Statskontoret is also of the view that the Swedish Government should review the Planning and Building Act (PBL), the Planning and Building Regulation (PBF) and the National Board of Housing, Building and Planning’s Building Regulations (BBR) in order to simplify the adaptation of private residences for renting out rooms and to stimulate new construction with separate parts for rental purposes. Easily accessible information and guidance would also make it easier for those who want to adapt their homes for renting out. Therefore, Statskontoret proposes that the National Board of Housing, Building and Planning develop guidance with both legal guidance and concrete practical advice on how one might adapt their home for renting out.

In order to increase the flexibility of the housing market over the long term, Statskontoret proposes that the Swedish Government give the National Board of Housing, Building and Planning the mandate to develop and disseminate information to the municipalities concerning good examples on how they can stimulate new construction with separate parts for rental purposes, or alternatively new construction that is prepared for separate parts for rental purposes.
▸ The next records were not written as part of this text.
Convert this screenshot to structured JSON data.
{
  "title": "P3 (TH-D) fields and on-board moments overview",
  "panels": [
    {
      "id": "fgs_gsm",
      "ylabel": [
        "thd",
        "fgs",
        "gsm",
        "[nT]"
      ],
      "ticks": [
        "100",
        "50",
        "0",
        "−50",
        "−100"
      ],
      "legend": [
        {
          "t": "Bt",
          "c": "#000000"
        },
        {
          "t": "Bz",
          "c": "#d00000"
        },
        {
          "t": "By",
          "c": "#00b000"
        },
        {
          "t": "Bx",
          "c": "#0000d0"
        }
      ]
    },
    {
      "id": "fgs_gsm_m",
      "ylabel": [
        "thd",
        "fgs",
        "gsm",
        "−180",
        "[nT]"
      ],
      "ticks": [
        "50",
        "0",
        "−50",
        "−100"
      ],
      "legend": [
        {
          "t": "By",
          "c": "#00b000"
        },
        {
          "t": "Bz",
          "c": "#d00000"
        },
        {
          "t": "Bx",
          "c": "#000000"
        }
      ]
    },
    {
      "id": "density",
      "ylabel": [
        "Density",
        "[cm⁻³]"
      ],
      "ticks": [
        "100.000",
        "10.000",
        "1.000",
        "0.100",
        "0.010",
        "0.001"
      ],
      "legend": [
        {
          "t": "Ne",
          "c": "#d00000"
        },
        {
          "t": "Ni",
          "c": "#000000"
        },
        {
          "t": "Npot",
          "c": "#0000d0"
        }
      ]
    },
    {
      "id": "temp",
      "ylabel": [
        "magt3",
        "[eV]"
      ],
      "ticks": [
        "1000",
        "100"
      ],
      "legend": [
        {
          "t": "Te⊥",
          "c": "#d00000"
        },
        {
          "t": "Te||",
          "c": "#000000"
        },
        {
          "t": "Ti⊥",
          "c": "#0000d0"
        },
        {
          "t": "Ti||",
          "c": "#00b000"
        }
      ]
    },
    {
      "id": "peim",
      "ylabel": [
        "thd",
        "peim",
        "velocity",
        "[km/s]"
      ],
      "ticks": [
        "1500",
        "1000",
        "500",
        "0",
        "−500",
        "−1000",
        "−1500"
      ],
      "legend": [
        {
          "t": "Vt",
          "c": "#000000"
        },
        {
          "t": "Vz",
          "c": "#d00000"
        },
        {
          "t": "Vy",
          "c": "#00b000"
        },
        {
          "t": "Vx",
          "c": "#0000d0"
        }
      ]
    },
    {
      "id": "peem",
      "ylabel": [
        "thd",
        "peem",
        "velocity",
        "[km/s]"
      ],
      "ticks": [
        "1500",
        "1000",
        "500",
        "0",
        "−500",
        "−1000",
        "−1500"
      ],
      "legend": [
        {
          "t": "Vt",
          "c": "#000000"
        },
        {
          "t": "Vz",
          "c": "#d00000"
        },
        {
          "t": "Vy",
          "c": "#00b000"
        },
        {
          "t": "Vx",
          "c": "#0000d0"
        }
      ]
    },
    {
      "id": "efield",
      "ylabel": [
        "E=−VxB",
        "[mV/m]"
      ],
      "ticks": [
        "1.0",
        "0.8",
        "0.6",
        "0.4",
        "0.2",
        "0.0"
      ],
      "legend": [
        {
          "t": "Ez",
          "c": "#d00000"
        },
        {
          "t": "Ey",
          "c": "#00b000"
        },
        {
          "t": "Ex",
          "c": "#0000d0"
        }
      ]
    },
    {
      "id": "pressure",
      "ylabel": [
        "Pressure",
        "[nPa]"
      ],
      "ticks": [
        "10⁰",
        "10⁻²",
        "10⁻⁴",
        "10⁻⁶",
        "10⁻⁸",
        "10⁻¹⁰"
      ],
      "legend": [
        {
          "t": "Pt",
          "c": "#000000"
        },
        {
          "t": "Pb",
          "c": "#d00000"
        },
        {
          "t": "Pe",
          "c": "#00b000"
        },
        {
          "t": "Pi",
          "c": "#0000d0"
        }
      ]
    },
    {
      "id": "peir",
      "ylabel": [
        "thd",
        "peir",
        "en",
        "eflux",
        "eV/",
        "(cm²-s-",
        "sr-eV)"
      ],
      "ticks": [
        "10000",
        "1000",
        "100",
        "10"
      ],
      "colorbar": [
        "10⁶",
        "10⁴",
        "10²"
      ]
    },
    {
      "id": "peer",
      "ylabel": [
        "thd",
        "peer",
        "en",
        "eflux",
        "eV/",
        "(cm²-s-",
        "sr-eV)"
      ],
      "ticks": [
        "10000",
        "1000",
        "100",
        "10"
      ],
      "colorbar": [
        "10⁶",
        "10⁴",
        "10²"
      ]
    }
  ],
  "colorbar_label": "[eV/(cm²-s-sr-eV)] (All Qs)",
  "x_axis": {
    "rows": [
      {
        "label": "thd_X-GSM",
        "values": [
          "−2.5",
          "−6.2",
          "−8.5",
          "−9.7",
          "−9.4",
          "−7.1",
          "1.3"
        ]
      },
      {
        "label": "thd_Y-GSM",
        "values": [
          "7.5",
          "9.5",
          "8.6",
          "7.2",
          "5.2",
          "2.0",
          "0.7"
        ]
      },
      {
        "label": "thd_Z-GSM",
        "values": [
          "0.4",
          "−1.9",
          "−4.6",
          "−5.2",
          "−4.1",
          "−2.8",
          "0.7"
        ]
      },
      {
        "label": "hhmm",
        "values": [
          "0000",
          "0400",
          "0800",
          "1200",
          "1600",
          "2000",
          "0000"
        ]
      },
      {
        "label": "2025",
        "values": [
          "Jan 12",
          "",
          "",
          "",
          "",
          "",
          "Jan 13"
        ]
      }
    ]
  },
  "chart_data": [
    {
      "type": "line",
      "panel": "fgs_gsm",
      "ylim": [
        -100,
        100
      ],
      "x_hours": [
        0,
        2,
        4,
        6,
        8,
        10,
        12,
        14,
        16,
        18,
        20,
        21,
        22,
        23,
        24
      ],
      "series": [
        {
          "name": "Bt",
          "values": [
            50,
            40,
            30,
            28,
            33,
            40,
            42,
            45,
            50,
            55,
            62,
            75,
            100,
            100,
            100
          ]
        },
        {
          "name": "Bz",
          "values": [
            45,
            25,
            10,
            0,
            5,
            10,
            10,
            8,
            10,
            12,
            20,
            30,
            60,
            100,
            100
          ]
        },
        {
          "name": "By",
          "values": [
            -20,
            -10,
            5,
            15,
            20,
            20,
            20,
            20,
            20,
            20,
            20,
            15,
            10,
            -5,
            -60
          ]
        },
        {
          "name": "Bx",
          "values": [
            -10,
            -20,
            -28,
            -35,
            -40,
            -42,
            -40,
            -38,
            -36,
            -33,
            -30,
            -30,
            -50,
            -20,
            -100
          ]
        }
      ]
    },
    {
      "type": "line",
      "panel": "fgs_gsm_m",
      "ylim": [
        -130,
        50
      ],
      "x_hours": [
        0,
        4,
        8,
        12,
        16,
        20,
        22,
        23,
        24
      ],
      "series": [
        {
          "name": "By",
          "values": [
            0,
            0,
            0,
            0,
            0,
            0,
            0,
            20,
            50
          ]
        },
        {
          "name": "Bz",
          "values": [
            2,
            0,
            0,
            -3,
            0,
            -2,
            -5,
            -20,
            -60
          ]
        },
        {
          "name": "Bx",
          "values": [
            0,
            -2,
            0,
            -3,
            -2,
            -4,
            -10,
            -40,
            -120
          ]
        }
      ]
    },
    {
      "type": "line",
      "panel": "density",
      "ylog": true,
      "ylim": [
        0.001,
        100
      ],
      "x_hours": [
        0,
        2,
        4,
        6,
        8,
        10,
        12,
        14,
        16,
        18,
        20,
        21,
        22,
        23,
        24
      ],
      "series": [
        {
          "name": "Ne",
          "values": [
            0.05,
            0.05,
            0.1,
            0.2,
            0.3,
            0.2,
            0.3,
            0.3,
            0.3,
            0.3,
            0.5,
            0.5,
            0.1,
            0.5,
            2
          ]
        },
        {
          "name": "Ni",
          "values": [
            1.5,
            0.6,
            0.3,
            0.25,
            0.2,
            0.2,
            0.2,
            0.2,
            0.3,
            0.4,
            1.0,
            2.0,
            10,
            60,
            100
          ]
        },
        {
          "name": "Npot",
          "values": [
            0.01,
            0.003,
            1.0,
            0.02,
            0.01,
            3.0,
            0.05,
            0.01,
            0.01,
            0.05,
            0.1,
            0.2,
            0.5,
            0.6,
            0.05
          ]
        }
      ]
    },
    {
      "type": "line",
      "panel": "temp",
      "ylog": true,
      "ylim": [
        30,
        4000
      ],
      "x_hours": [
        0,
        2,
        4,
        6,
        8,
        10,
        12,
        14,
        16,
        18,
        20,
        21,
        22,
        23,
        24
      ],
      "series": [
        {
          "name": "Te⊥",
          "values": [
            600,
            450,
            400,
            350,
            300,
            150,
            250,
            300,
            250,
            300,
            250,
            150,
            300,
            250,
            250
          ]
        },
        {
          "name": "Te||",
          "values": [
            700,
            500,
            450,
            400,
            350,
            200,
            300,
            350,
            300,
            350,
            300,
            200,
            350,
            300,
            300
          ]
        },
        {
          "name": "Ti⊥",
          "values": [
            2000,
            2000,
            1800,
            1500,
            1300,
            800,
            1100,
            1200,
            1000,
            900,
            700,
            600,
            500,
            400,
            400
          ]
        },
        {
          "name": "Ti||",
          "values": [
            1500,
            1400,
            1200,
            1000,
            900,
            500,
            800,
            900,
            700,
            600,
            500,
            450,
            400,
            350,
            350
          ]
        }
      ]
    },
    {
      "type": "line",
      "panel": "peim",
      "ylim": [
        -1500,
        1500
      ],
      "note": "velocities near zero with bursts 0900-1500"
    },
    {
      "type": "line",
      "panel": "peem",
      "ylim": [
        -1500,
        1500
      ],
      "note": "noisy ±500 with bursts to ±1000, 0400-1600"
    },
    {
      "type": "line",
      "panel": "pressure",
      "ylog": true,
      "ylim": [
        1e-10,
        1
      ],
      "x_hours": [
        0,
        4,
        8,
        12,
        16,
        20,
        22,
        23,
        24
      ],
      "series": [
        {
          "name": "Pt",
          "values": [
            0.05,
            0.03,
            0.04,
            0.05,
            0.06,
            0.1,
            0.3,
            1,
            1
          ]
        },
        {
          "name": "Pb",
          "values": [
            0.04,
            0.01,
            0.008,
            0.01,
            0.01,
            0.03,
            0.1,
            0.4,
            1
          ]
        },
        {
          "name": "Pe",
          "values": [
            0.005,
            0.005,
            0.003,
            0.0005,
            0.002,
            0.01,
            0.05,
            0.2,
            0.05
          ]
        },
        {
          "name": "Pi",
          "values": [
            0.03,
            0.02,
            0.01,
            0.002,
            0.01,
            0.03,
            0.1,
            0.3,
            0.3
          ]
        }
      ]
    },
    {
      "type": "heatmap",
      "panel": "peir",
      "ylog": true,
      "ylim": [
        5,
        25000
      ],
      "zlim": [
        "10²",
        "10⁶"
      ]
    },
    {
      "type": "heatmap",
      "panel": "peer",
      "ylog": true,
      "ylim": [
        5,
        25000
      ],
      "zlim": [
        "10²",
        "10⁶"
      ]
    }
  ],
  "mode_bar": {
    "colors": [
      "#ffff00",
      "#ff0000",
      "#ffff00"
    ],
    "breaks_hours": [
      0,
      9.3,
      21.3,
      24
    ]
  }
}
There are no statistics available concerning the renting out of rooms in private residences

Currently, there are no sufficiently adequate statistics concerning the market for rentals in private residences. Therefore, it is not only difficult to monitor and follow-up on the Swedish Government’s efforts, but it is also difficult for Government to assess what new measures may be needed. Therefore, it is Statskontoret’s assessment that the National Board of Housing, Building and Planning should be tasked with monitoring the developments in this market. The National Board of Housing, Building and Planning should be given this task despite the difficulties associated with producing statistics on the market for rentals in private residences. A part of the assignment should be to conduct a sample survey in order to estimate the extent of the renting out of private residences, plus to regularly conduct more in-depth studies in the field.